The region of pagus Carucum, a Roman-era subdivision of the Treveri later known under the Franks as Pagus Coroascus, may be named after the tribe, although the linguistic connection remains uncertain. The name has been discovered on a Roman era boundary marker carved with the inscription 'FINIS PAGI CARV CVM' ('boundary or end of the pagus Carucum'), located in a wooded area near Neidenbach and Kyllburg.

== Geography ==
The Caerosi lived in the Ardennes and Eifel region, between the Rhine and Meuse rivers, near the Treverii in the south, the Condrusi in the west, the Paemani and Eburones in the north, and the Ubii on the opposite bank of the Rhine in the east.

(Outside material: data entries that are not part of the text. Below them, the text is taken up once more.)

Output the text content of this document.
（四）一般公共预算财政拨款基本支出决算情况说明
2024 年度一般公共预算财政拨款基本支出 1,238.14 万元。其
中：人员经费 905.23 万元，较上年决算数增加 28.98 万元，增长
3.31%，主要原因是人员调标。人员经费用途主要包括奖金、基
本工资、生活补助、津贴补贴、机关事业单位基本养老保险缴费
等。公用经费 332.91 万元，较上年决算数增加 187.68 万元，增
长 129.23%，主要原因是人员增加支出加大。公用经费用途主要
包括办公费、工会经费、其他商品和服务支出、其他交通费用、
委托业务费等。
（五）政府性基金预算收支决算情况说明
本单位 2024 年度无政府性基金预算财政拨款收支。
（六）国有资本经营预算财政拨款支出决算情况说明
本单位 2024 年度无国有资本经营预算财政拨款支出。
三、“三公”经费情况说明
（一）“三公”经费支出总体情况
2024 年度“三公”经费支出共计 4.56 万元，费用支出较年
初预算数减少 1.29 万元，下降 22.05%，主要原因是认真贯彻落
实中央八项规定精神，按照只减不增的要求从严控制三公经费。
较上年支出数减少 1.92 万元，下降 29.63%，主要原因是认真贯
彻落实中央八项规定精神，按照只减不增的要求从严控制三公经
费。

To the east of Neidenbach, the Vinxtbach, a small river flowing eastwards to the Rhine, marked the boundary between the Roman provinces of Germania Superior and Germania Inferior. The name Vinxtbach is in fact thought to derive from the Latin word finis, meaning an end or boundary. Today, the place is still a boundary between modern German dialects, with Ripuarian to the north, and Moselle Frankish to the south. Also located nearby is the modern boundary of the modern German Länder of Rheinland-Pfalz and Nordrhein-Westfalen.